Editor’s Note: The following text is a verbatim transcription of an article featuring stories by Captain William O. Benson (1911-1986). Beginning in 1971, Benson, a retired tugboat captain, reminisced about his 40 years on the Hudson River in a regular column for the Kingston (NY) Freeman’s Sunday Tempo magazine. Captain Benson's articles were compiled and transcribed by HRMM volunteers Carl and Joan Mayer. See more of Captain Benson’s articles here. This article was originally published October 31, 1971.
A Riverman’s Log’ New Tempo Feature
TEMPO begins Sunday publication with several new features. And, proud as we are of all of them, the one that promises to become our own personal favorite is a regular column by Captain William O. Benson.
You’ll find the first offering by Capt. Benson taking up a full page spread in this week's issue, complete with nostalgic photos of the tugboat Lion and the steamboat M. Martin, and appearing under the banner headline “Whistles Salute Two Presidents.”
Captain William Odell Benson is a life-long resident of Sleightsburgh, where he was born on March 17, 1911, the son of the late Albert and Ida Olson Benson. As captain of the tugboat Peter Callanan, he retains memories of incidents and anecdotes along the Hudson River; has long known the waterway’s steamboats and the men who manned them. The perfect choice then to author about steamboating on the Hudson in years past.
40 Years on River
Bill Benson's reminiscences on Hudson River life and lore now join this magazine as a regular feature; will be culled from his 40 years of working, will appear weekly for a long time to come.
A river boatman his entire working life, he was closely associated with the Hudson and its steamboats long before he took to the tides himself. His father was ship's carpenter of the famous in-legend Mary Powell; held the same position for the Central Hudson Steamboat Company and the Cornell Steamboat Company. His older brother, Algot J. Benson, before his death in 1923, served as chief mate and pilot of the steamboat Onteora, had been a deckhand and quartermaster on the Mary Powell, and a quartermaster of the Long Island Sound steamers Plymouth, Concord and Naugatuck.
TEMPO’s new contributor can lay claim, as well, to having been named after a Hudson River steamboat.

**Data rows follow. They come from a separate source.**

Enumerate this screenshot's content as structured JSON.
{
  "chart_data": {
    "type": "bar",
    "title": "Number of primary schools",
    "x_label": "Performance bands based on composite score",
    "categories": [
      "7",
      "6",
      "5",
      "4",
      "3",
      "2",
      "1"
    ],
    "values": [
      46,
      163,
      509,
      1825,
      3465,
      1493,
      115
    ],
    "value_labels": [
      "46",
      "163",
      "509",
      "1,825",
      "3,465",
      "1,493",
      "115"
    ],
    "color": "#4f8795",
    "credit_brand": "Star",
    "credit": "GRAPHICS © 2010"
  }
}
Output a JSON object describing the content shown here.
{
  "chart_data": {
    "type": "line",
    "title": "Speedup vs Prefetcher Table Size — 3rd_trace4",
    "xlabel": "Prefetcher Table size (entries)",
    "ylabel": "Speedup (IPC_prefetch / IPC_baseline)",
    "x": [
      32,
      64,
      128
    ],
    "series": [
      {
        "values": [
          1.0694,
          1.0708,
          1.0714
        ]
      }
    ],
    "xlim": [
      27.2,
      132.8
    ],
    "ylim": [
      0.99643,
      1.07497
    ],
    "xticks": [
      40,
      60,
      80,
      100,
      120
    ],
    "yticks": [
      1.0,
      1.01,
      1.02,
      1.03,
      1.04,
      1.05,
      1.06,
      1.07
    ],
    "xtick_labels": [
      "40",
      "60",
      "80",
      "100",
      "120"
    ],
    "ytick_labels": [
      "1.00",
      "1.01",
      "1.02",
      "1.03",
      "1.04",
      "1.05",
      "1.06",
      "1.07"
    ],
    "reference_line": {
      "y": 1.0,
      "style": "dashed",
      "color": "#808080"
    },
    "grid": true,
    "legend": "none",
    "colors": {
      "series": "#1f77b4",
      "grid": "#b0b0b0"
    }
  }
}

His middle name, “Odell,” derives from the steamboat Benjamin B. Odell, the largest steamer of the old Central Hudson Line, which entered service on the river the year Capt. Benson was born.
The wealth of anecdotes at your columnist’s recall date back to his school days at the old District No. 13 School, Port Ewen. Education completed, he left school in 1927 to work for the Hudson River Day Line at Kingston Point. The years of 1928 and 1929 saw him serving as a deckhand on the old Day Line steamer Albany. Then came a long period (1930 to 1946) as a deckhand, pilot and captain on the tugboats of the Cornell Steamboat Company.
Served on Many Tugs
Those Depression to post-World War II years saw him serving on the Cornell tugs S. L. Crosby, Lion, Jumbo, Bear, Pocahontas, Perseverance, George W. Washburn, R. G. Townsend, Edwin Terry, J. G. Rose, Cornell, Cornell No. 20, Cornell No. 21, Cornell No. 41, John D. Schoonmaker, Rob, and William S. Earl.
During 1946 he captained the tugboat maintained at Poughkeepsie to assist tows to pass safely through that city’s bridges. Since 1947 he’s been pilot and captain on the Callanan Road Improvement Company's tugboats Callanan No. 1 and Peter Callanan, and other tugs that from time to time have been chartered by the Callanan Company.
The steamboat columns we've received in advance read like a riverman’s log of humor and heritage. Suffice it to say that we're looking forward to each new Benson column with as much enthusiasm as any other TEMPO reader. We welcome the captain aboard with a salute of three whistles; look forward to pleasurable hours of reading about the men and the boats of the Hudson's past in the months ahead.
Tug "Callanan No. 1" a Kingston, N.Y. tug at Troy, N.Y., June 25, 1954, 12:30 p.m. Left to right in Pilot House: W.O. Benson (Sleightsburgh, NY); Peter Tucker, (Kingston, NY); Ed Carpenter, cook (Ulster Park, NY); Bud Atkins, deckhand (Port Ewen, NY); Chris Mancuso, deckhand (Greenpoint, NY); Jim Malene, 1st Assistant Engineer (Kingston, NY);Teddy/Theodore Crowl, 2nd Assistant Engineer, (Farmingdale, NY).
Captain William Odell Benson was a life-long resident of Sleightsburgh, N.Y., where he was born on March 17, 1911, the son of the late Albert and Ida Olson Benson. He served as captain of Callanan Company tugs including Peter Callanan, and Callanan No. 1 and was an early member of the Hudson River Maritime Museum. He retained, and shared, lifelong memories of incidents and anecdotes along the Hudson River.